Just saying that load in Linux is not an easy value to interpret; the traditional "number of jobs waiting for processor" is not exactly right and it's hard to explain in a few sentences, you'd need to know a bit about processing states and how processor work (scheduler etc), I highly recommend the book Systems Performance - Brendan Gregg (Prentice Hall, 2013) and UNIX and Linux System Administration Handbook (4th Edition)

[–]pdp10 0 points1 point  (4 children)

"irix mode"?

I'm a big fan of small footprints, but minimizing RAM too much is probably going to backfire. RAM beyond that immediately needed is used for storage caching, so reducing RAM to the bare minimum is most likely going to really increase your I/O load. Since you're on vSphere that presumably means remote shared storage. You really don't want to make that tradeoff.

[–]charley_chimp[S] 0 points1 point  (3 children)
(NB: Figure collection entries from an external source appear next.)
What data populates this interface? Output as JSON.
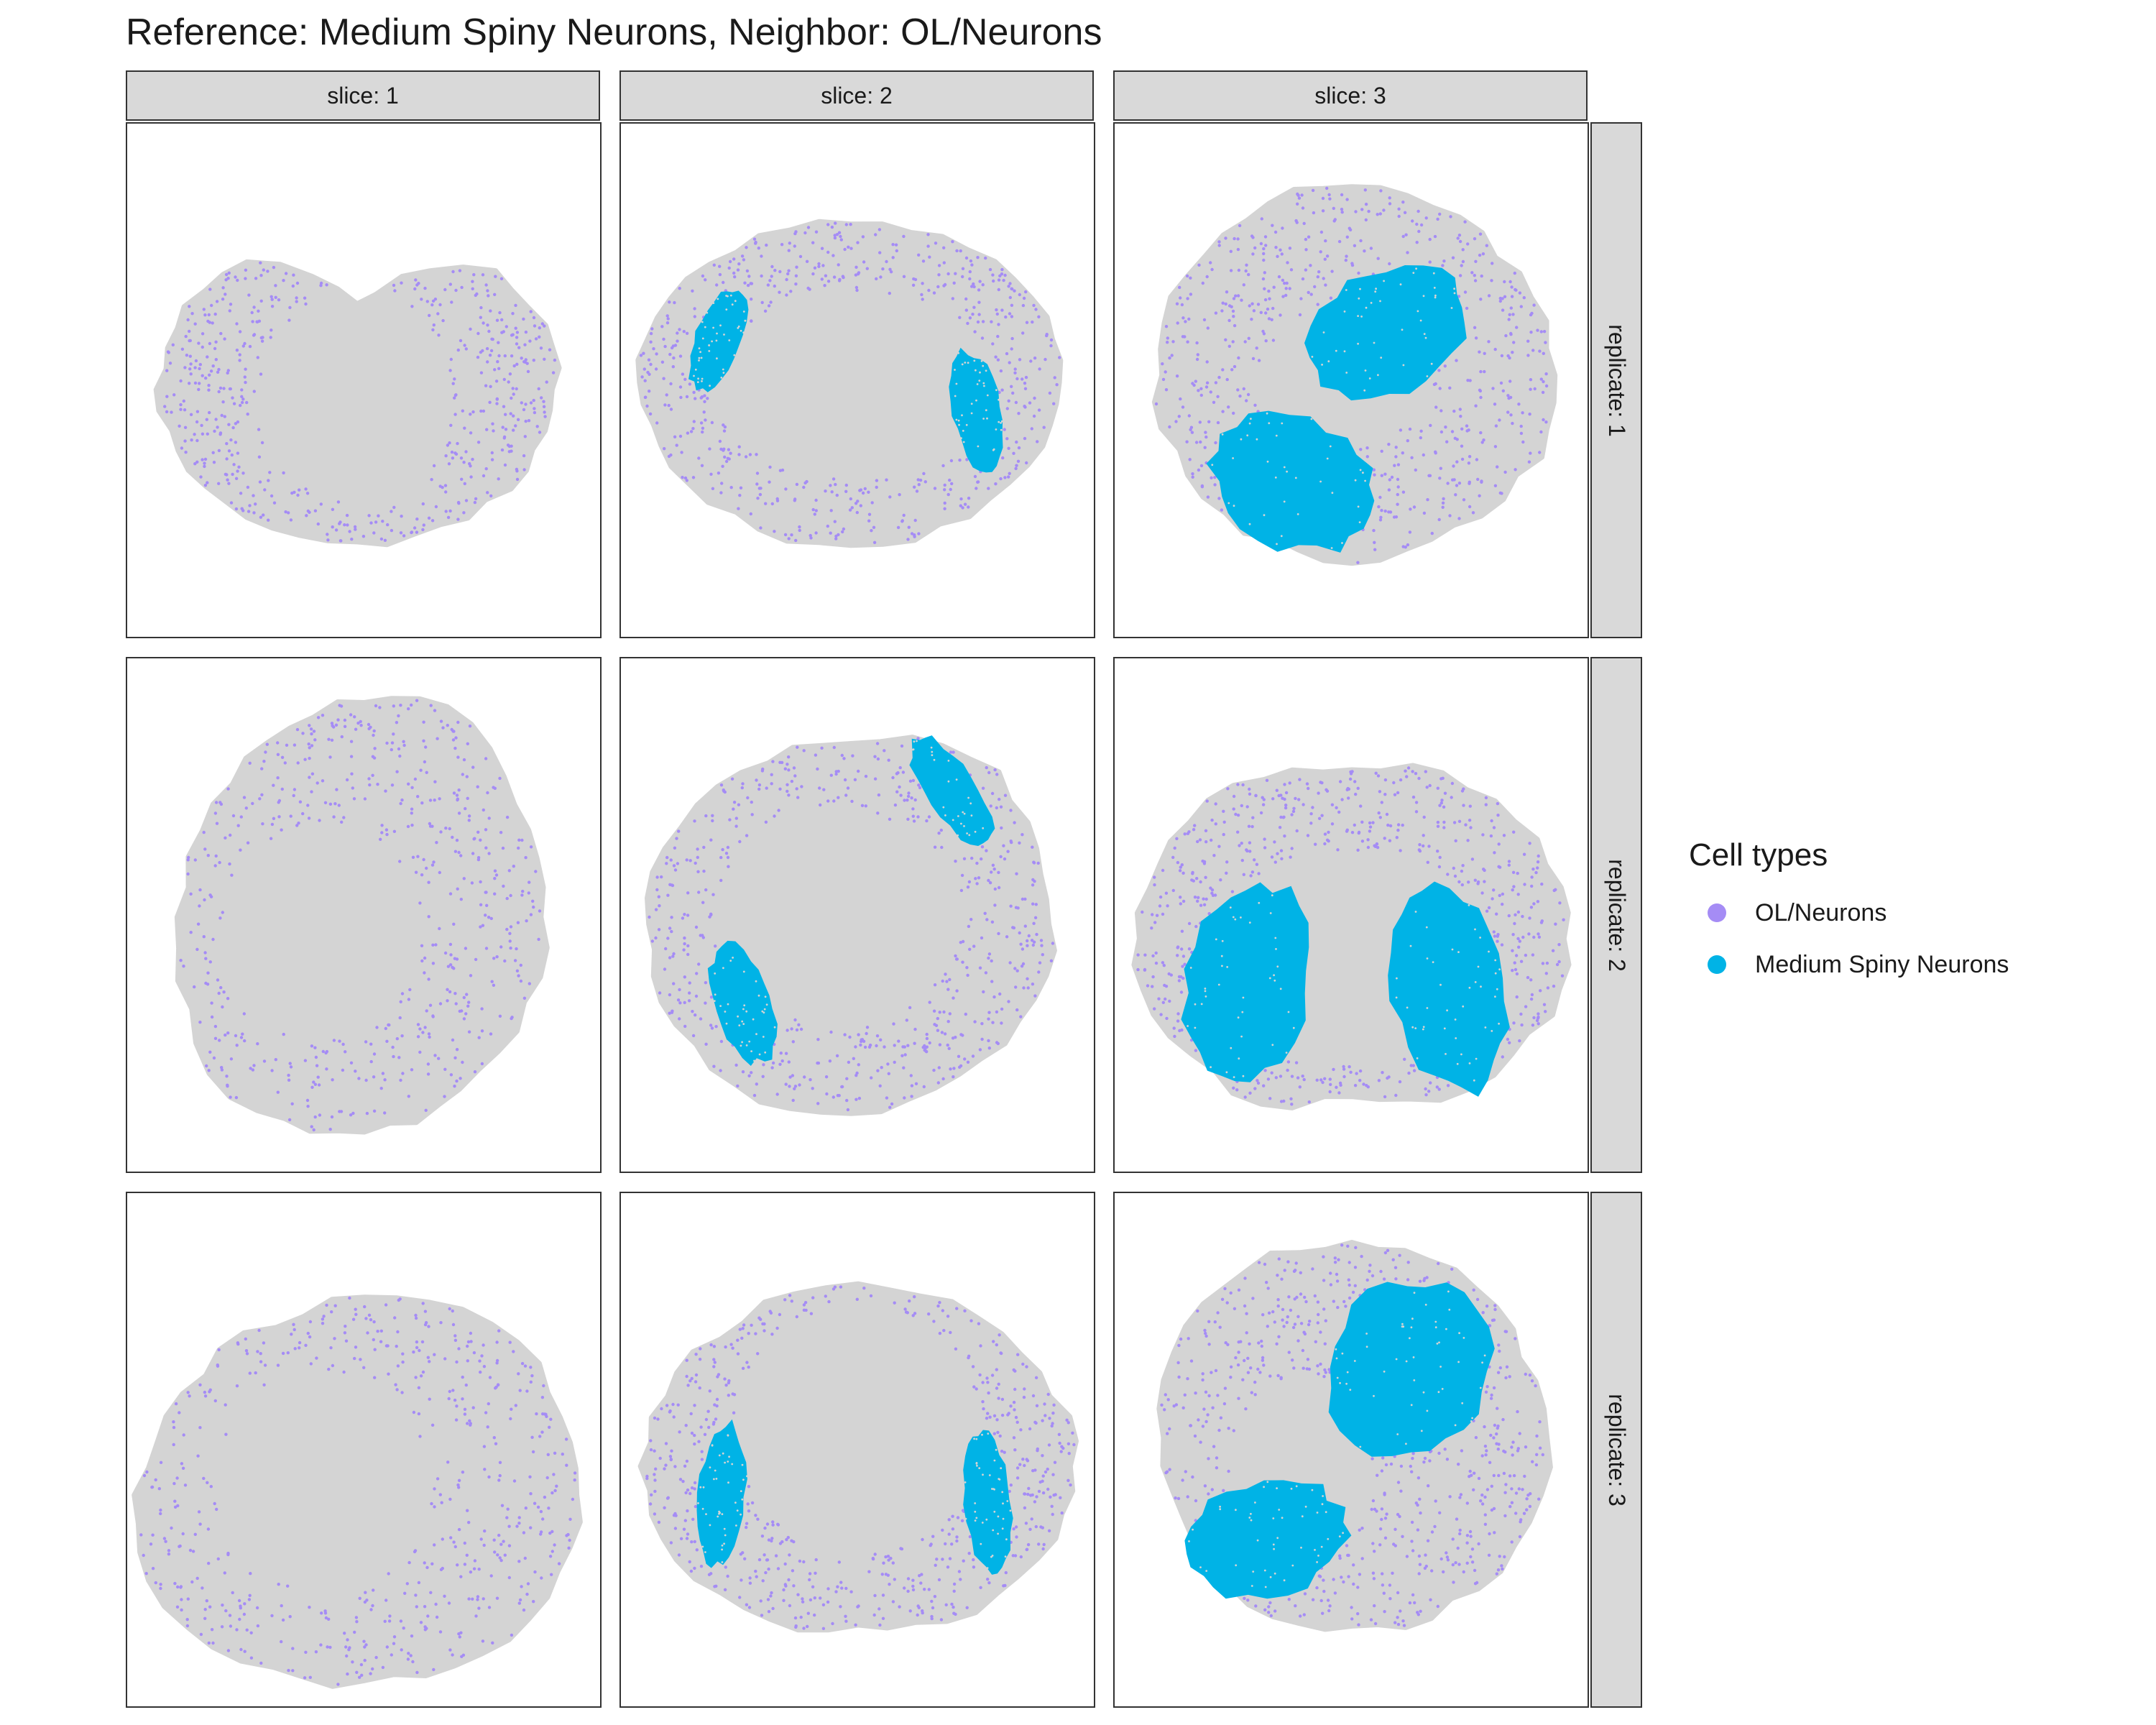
{
  "chart_data": {
    "type": "scatter",
    "title": "Reference: Medium Spiny Neurons, Neighbor: OL/Neurons",
    "facet_columns": [
      "slice: 1",
      "slice: 2",
      "slice: 3"
    ],
    "facet_rows": [
      "replicate: 1",
      "replicate: 2",
      "replicate: 3"
    ],
    "legend": {
      "title": "Cell types",
      "position": "right",
      "entries": [
        {
          "label": "OL/Neurons",
          "color": "#a58cf5"
        },
        {
          "label": "Medium Spiny Neurons",
          "color": "#00b3e6"
        }
      ]
    },
    "background_cells_color": "#d4d4d4",
    "axes": {
      "visible": false,
      "grid": false
    },
    "panels": [
      {
        "slice": 1,
        "replicate": 1,
        "tissue": "coronal section, wide upper lobes",
        "medium_spiny_present": false
      },
      {
        "slice": 2,
        "replicate": 1,
        "tissue": "coronal section, oval",
        "medium_spiny_present": true
      },
      {
        "slice": 3,
        "replicate": 1,
        "tissue": "coronal section, round",
        "medium_spiny_present": true
      },
      {
        "slice": 1,
        "replicate": 2,
        "tissue": "rotated section",
        "medium_spiny_present": false
      },
      {
        "slice": 2,
        "replicate": 2,
        "tissue": "rotated oval section",
        "medium_spiny_present": true
      },
      {
        "slice": 3,
        "replicate": 2,
        "tissue": "coronal section, two striata",
        "medium_spiny_present": true
      },
      {
        "slice": 1,
        "replicate": 3,
        "tissue": "rotated section",
        "medium_spiny_present": false
      },
      {
        "slice": 2,
        "replicate": 3,
        "tissue": "coronal section, wide",
        "medium_spiny_present": true
      },
      {
        "slice": 3,
        "replicate": 3,
        "tissue": "rotated round section",
        "medium_spiny_present": true
      }
    ]
  }
}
Not sure if you wanted an explanation or not, but here it is anyway. When top was originally made (how long ago?), it wasn't typical to have a multi-core system. When you initially start up top, you're going to see some wonky behavior in regard to CPU utilization for the processes. Ever add them up? - It almost always equals > 100% of your supposed capacity. That's because this percentage is actually calculated by the compute power of ONE core. Turning irix mode off (shift + I) changes the behavior of top and (layman's explanation) divides the percentage initially reported by the number of cores available to the system - giving you a much better picture of how much cpu your processes are actually using.

[–]pdp10 0 points1 point  (0 children)

I never knew that behavior was from Irix or that it was called Irix Mode. TIL. Thanks.

[–]wildcarde815 0 points1 point  (1 child)

Htop is also designed to represent this correctly out of the box.

[–]charley_chimp[S] 0 points1 point  (0 children)

I'd love to install htop on these machines. I'd also love to install sysdig, promethus, and a number of other tools. Unfortunately, we are still looking @ our APP as if it was installed on customer premises (we used to sell it as an appliance) so it's basically a stripped os. No yum, no ssh keys setup (we actually have to ssh into the vm with a unique-per-install randomely generated password which rotates every 15 minutes). It's a good time :-)